Published Jun 13, 2017
Flo., BSN, RN
571 Posts
I really want to get into mental health advocacy. I struggled with mental health issues for years but I am now stable and in a great place mentally. I work in a smallish town on a psych floor. I want to get involved with the local NAMI and share my story but I am concerned about sharing my story and then seeing people as patients on my floor. There is just so much stigma around mental illness. There is so much wrong in the treatment of mental health and I really feel like I need to become an advocate but I'm concerned doing so will negatively impact my career. Does anybody have any experience with this?
VivaLasViejas, ASN, RN
22 Articles; 9,996 Posts
You can and should be an advocate for mental health. I just don't recommend you share your own experiences with patients or God forbid, your employer. I have rarely seen any good come out of disclosing mental illness to one's managers or co-workers. I'm an advocate myself and I blog about my life with bipolar disorder, but I've been burned badly in the past by oversharing in the workplace and would never take that chance again. And you never want to share your story with your patients---after all, the nurse/patient relationship is supposed to be about the *patient*, never the nurse, and some will even use your words against you.
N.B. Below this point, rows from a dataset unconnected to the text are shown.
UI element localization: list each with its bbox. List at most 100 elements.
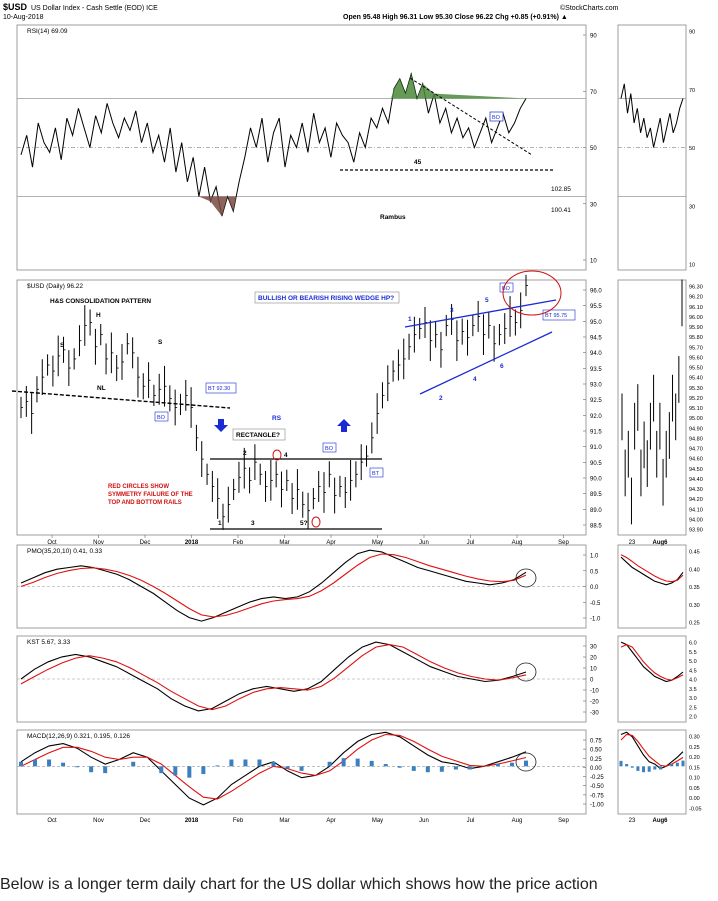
macd-hist-bar (355, 758, 360, 767)
zoom-macd-hist-bar (670, 764, 674, 767)
month-label: Aug (512, 818, 523, 824)
y-tick-label: 95.5 (590, 304, 602, 310)
zoom-y-tick-label: 95.20 (689, 396, 703, 402)
label-ls: S (60, 342, 65, 349)
zoom-y-tick-label: 0.40 (689, 567, 700, 573)
arrow-up-icon (337, 419, 351, 432)
header-name: US Dollar Index - Cash Settle (EOD) ICE (31, 5, 158, 12)
neckline (11, 390, 231, 409)
zoom-y-tick-label: 2.5 (689, 705, 697, 711)
macd-hist-bar (271, 761, 276, 767)
end-circle-pmo (515, 568, 537, 588)
rsi-label-45: 45 (414, 159, 422, 166)
zoom-macd-signal-line (620, 733, 684, 767)
zoom-y-tick-label: 95.90 (689, 325, 703, 331)
rsi-label-rambus: Rambus (380, 214, 406, 221)
month-label: Apr (326, 540, 335, 546)
y-tick-label: -30 (590, 711, 599, 717)
zoom-y-tick-label: 0.20 (689, 755, 700, 761)
wedge-point-5: 5 (485, 297, 489, 304)
zoom-frame-macd (617, 729, 687, 815)
y-tick-label: 91.5 (590, 430, 602, 436)
bo2-box (322, 442, 337, 453)
label-nl: NL (97, 385, 106, 392)
rsi-label-100: 100.41 (551, 207, 571, 214)
y-tick-label: 70 (590, 90, 597, 96)
zoom-y-tick-label: -0.05 (689, 807, 702, 813)
y-tick-label: 90.5 (590, 461, 602, 467)
panel-frame-macd (16, 729, 587, 815)
zoom-y-tick-label: 94.40 (689, 477, 703, 483)
macd-hist-bar (341, 758, 346, 767)
month-label: Oct (47, 818, 57, 824)
zoom-y-tick-label: 95.80 (689, 335, 703, 341)
zoom-y-tick-label: 95.70 (689, 345, 703, 351)
end-circle-kst (515, 662, 537, 682)
zoom-y-tick-label: 95.60 (689, 355, 703, 361)
zoom-y-tick-label: 6.0 (689, 641, 697, 647)
bt-box (369, 467, 384, 478)
macd-hist-bar (187, 766, 192, 778)
y-tick-label: 0.5 (590, 569, 599, 575)
macd-hist-bar (299, 766, 304, 771)
red-note-line: RED CIRCLES SHOW (108, 484, 169, 490)
macd-hist-bar (47, 759, 52, 767)
y-tick-label: 0.00 (590, 766, 602, 772)
zoom-y-tick-label: 0.05 (689, 786, 700, 792)
rect-point-2: 2 (243, 450, 247, 457)
rsi-line (20, 72, 527, 217)
kst-kst-line (20, 641, 527, 712)
zoom-frame-price (617, 279, 687, 536)
macd-hist-bar (369, 760, 374, 767)
wedge-point-1: 1 (408, 316, 412, 323)
zoom-macd-hist-bar (681, 760, 685, 767)
rect-point-3: 3 (251, 520, 255, 527)
month-label: 2018 (185, 818, 199, 824)
zoom-rsi-line (620, 83, 684, 148)
y-tick-label: 0.50 (590, 748, 602, 754)
y-tick-label: 0.25 (590, 757, 602, 763)
y-tick-label: 89.5 (590, 492, 602, 498)
zoom-y-tick-label: 0.25 (689, 745, 700, 751)
zoom-y-tick-label: 70 (689, 88, 695, 94)
rectangle-label: RECTANGLE? (236, 432, 280, 439)
zoom-y-tick-label: 0.00 (689, 796, 700, 802)
zoom-macd-hist-bar (625, 764, 629, 767)
zoom-macd-hist-bar (642, 766, 646, 773)
header-date: 10-Aug-2018 (3, 14, 44, 21)
panel-frame-price (16, 279, 587, 536)
wedge-label-box (254, 291, 400, 304)
zoom-y-tick-label: 3.5 (689, 687, 697, 693)
month-label: Sep (558, 818, 569, 824)
rsi-bo-label: BO (492, 115, 501, 121)
red-circle-wedge (502, 270, 562, 316)
article-caption: Below is a longer term daily chart for t… (0, 876, 598, 893)
macd-hist-bar (159, 766, 164, 774)
y-tick-label: 10 (590, 259, 597, 265)
bt1-label: BT 92.30 (208, 386, 230, 392)
zoom-frame-pmo (617, 544, 687, 629)
zoom-y-tick-label: 10 (689, 263, 695, 269)
month-label: Mar (279, 818, 289, 824)
y-tick-label: 89.0 (590, 508, 602, 514)
rect-point-1: 1 (218, 520, 222, 527)
month-label: Dec (140, 818, 151, 824)
month-label: Aug (512, 540, 523, 546)
zoom-y-tick-label: 94.50 (689, 467, 703, 473)
month-label: 2018 (185, 540, 199, 546)
y-tick-label: -0.50 (590, 784, 604, 790)
y-tick-label: 96.0 (590, 289, 602, 295)
y-tick-label: 88.5 (590, 524, 602, 530)
zoom-y-tick-label: 5.0 (689, 659, 697, 665)
zoom-y-tick-label: 95.30 (689, 386, 703, 392)
rsi-oversold-fill (195, 196, 237, 217)
zoom-y-tick-label: 96.30 (689, 285, 703, 291)
macd-hist-bar (524, 760, 528, 767)
zoom-y-tick-label: 94.90 (689, 426, 703, 432)
zoom-month-label: Aug6 (653, 818, 669, 824)
macd-hist-bar (257, 759, 262, 767)
zoom-macd-macd-line (620, 731, 684, 770)
zoom-y-tick-label: 0.15 (689, 765, 700, 771)
zoom-y-tick-label: 96.00 (689, 315, 703, 321)
stock-chart: $USD US Dollar Index - Cash Settle (EOD)… (3, 2, 703, 824)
The best that you can hope for is that you never run into people from the community in your work at the psych unit. I lived in a small town where it was hard NOT to run into people in the mental health community; in fact, I was once hospitalized for suicidal ideation/intent, and who should have been my nurse but one who'd worked with me on the same med/surg floor a few years earlier. It is possible to be an advocate without necessarily disclosing your own history though, and perhaps that would be best in your situation. I wish you well in all your endeavors.